Re: Cette semaine dans le journal de Spirou j'ai aimé...
Posté : sam. 4 juil. 2026 12:40
Numéro 4600 du 10/06/2026
Ici un aperçu du numéro: https://spirou.com/vive-le-foot/
Le précédent Spirou consacré à un évènement sportif a été celui sur les jeux olympiques, justifié (s’il en avait été besoin) par leur tenue en France, Spirou étant un journal essentiellement franco-belge, jeux jugés suffisament importants pour que la rédaction leur consacre non un mais deux numéros spéciaux (4490 et 4502).

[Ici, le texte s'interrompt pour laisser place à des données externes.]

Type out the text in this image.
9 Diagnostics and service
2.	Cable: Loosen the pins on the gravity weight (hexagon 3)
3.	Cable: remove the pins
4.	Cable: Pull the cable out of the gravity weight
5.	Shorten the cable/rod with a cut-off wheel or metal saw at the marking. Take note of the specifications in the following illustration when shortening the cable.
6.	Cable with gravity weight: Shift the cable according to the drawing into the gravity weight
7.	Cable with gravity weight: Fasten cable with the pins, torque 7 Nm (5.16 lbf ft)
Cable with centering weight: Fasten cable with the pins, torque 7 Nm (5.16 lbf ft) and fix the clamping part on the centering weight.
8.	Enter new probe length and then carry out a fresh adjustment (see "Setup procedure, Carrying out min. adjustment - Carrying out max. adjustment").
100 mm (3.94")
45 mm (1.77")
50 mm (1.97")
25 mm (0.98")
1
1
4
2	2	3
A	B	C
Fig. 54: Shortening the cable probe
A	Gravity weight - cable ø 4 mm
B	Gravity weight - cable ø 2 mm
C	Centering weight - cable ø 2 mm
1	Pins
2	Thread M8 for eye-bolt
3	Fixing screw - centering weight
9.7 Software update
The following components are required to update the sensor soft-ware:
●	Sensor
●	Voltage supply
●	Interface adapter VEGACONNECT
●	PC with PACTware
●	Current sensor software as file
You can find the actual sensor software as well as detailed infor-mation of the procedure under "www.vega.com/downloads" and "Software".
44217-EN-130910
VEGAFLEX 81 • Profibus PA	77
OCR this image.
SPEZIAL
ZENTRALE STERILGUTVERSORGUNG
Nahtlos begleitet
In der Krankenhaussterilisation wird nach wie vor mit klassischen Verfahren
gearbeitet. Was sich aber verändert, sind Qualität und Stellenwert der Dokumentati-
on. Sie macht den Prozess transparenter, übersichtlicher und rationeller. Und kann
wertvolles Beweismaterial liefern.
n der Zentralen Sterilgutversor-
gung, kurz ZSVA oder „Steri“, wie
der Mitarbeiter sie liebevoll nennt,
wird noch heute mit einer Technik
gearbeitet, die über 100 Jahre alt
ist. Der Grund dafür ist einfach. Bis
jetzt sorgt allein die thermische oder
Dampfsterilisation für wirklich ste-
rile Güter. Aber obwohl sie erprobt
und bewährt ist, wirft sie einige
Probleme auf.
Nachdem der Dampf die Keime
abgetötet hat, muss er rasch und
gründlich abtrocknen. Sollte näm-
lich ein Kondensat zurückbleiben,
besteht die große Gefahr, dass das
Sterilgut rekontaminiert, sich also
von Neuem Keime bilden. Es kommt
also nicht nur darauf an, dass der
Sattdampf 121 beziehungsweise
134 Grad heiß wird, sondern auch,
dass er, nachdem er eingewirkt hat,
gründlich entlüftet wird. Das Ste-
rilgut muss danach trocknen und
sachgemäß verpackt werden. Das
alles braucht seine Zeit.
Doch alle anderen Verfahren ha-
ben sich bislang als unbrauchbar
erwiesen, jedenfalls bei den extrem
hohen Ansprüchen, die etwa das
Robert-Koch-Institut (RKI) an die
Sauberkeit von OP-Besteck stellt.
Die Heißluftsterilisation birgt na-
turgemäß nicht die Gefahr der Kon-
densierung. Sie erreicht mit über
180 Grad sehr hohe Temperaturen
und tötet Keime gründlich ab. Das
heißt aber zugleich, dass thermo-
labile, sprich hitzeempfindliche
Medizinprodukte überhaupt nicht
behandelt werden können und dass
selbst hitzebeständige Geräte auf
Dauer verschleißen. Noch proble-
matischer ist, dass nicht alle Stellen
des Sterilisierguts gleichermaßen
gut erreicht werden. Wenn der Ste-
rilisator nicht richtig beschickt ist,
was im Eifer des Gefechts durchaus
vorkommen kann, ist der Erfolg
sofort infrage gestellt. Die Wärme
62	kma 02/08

Il ne semble pas y avoir de raisons particulières à ce spécial coupe du monde de foot, hormis une tradition, non systématique, remontant à une trentaine d’années, par contre il est un prétexte à une mise en avant de cette franco-belgitude. Ce n’est pas sa seule caractéristique, et une comparaison avec de précédents spéciaux foot vont se montrer révélatrices. Si Spirou a eu dès ses premières années, alors que la famille Dupuis voulait un journal espiègle mais aussi sain et éducatif, plusieurs rubriques sportives, dont une, rédigée par Jean Corhumel, a duré jusqu’en 1968, pour disparaître cette année où la jeunesse revendiquait d’autres valeurs, par la suite, sauf erreur, hormis les spéciaux JO cités, les Spirou spécial sport l’ont pratiquement tous été sur le foot, le premier en 1978, rares jusqu’en 1998, puis presque systématiques depuis.
Les rubriques sportives des années 30 à 60 étaient sérieuses mais depuis, Spirou oblige, l’approche est humoristique, et la couverture de Mab, ainsi que son histoire (très) courte, montrent l’angle choisi pour ce spécial: un spécial foot inclusif, qui prend aussi en compte ceux qui n’aiment pas ce sport. C’avait déjà été l’attaque du 3141 en 1998, sous Thierry Tinlot, avec le slogan de couverture « La coupe du monde ? Tout le monde s’en foot ! », mais elle est ici plus affinée, déclinée en de multiples versions par la plupart des auteurices du numéro (et en y ajoutant le slogan « Déjà marre du foot ? Lisez Spirou ! », accompagné d’une opération publicitaire avec un code promo à découvrir (jeu saboté par les Fabrice, comme il se doit) pour profiter d’un abonnement à tarif réduit.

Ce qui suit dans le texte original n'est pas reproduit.